However, before we get swept away into too much fear or too much drama, I would like for us to catch ourselves, following Anne Lamott’s lead in the quote that I just read. Our first lesson for today offers us another kind of language for desperate times, a quiet language just as urgent and just as powerful as “repent,” a quiet language that can herald earth-shattering change just as much as the apocalyptic can: the little word, “help!” uttered in prayer. These are words of prayer for new birth, rather than heralds of the labor pains to come. Listen to Hannah’s story.
Hannah is trapped and in trouble. In a world in which a woman’s worth and security are tied to her ability to give birth to sons, Hannah is a loser. Year after year, despite her prayers and her efforts and the love of her husband, she endures shame and ridicule for her childless state, and she has become “bitter of soul,” angry at her destiny, and at the end of her rope. She refers to herself as a woman of “hard days” and “troubled spirit,” a helpless servant of the Lord, imploring God—and us—to “see, yes, see” into her misery and despair. Eli the priest, representing the upstanding religious structures of her society, certainly feels as if he has the right to treat her sharply, watching her suspiciously, calling her drunk, and then ordering her to get rid of her wine. Surprisingly, however, Hannah speaks to God with firmness and confidence. She speaks of what God will do for her, bargaining with the Lord about what God will give and what she will give in return. As she prays and makes her vow to God, this powerless, doomed woman speaks as if there is hope for her future, speaks as if God is listening to her prayer, and she even finds the strength to stand up for herself to Eli. A life of continual misery, prolonged in time and carefully described in the first half of the story, evaporates quietly like mist in a single moment of baring her soul to God. In response to her silent, heart-felt “help,” God transforms and heals her. As soon as she prays, her countenance lifts, and Hannah knows that God will act. It is as if her unborn son is already snuggled in her arms.
After her son is born, in the verses that follow today’s lesson, Hannah fulfills her vow to God, leaving baby Samuel at Shiloh as promised, and she continues her prayers in the beautiful poem that later gives rise to Mary’s Magnificat, praising God for raising up the lowly and bringing the mighty to their knees.

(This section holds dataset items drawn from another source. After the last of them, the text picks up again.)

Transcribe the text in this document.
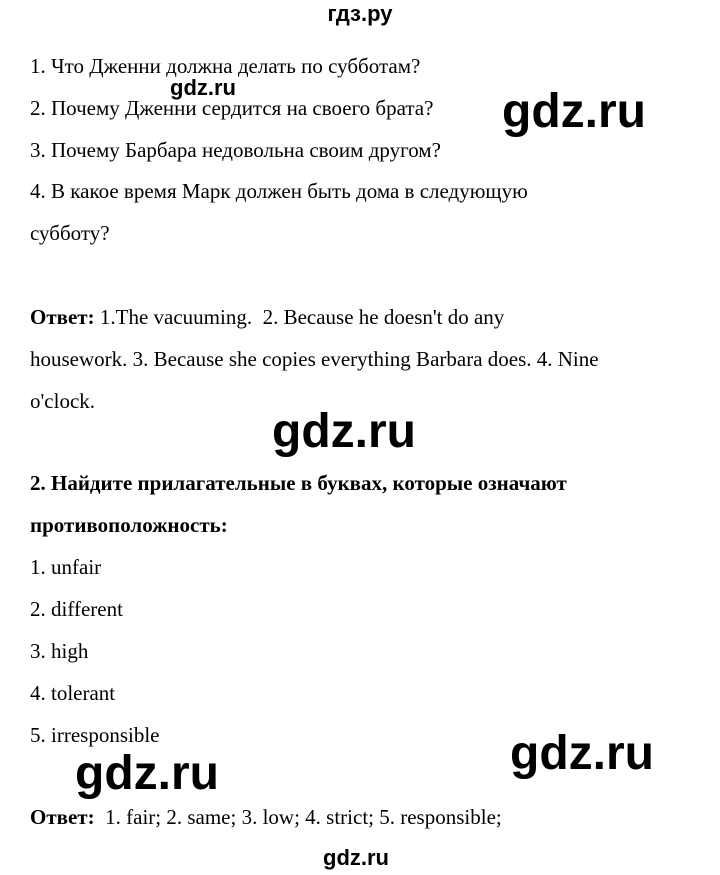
гдз.ру
1. Что Дженни должна делать по субботам?
2. Почему Дженни сердится на своего брата?
3. Почему Барбара недовольна своим другом?
4. В какое время Марк должен быть дома в следующую
субботу?
Ответ: 1.The vacuuming.  2. Because he doesn't do any
housework. 3. Because she copies everything Barbara does. 4. Nine
o'clock.
2. Найдите прилагательные в буквах, которые означают
противоположность:
1. unfair
2. different
3. high
4. tolerant
5. irresponsible
Ответ:  1. fair; 2. same; 3. low; 4. strict; 5. responsible;
gdz.ru	gdz.ru
gdz.ru
gdz.ru
gdz.ru
gdz.ru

Hannah’s strong, quiet prayer soon becomes Hannah’s powerful song …. a song that sounds an awful lot like Jesus declaring that the great stones of the Temple will fall and like Mark proclaiming in the vocabulary of apocalypse that the Day of Judgment is at hand. For Hannah, the birth pangs of change follow her labor, rather than precede it. “The bows of the mighty are broken,” Hannah cries, “but the feeble gird on strength …The Lord will judge the ends of the earth … and exalt the power of his anointed.”
Apocalyptic language says, “Look at the outside world and hang on, because God is going to fix what is broken!” Hannah’s prayer says, “Know in your heart that you have been heard, that God is going to fix what is broken!” Looking from the outside in or from the inside out, we hear today that God’s presence means change, God’s healing action means measurable transformation, a total shaking of the foundations.
Three years ago, before beginning Year B in the lectionary, diocesan clergy were invited to spend a few days at All Saints’, studying the Gospel of Mark with a New Testament scholar in order to prepare for the upcoming year in preaching. After listening to her lectures and reading chapter 13’s “Little Apocalypse,” I escaped for a walk in the woods before dinner. Walking through the barren winter landscape, I was given the gift of a spectacular sunset, a burning, frightening glory of a sunset that could have come straight out of the best apocalyptic literature. I went back to my room and wrote the following poem:
Heart fire,
Embers of divine vindication
Ablaze in a dark, icy plain
Like an urgent secret
That silently devours the horizon,
Looming red intensity
Tamed only by the delicate
Slivers of branches raised
Like hands outstretched
In welcome--
Or to keep the change
At bay?

With Hannah, we cry out for saving change. With the disciples, we tremble and ask when it will come. Behind our cries of “help!” or “repent!” lies the urgent intensity of a God who holds us, and all of our fragile constructions, in a strong and merciful embrace.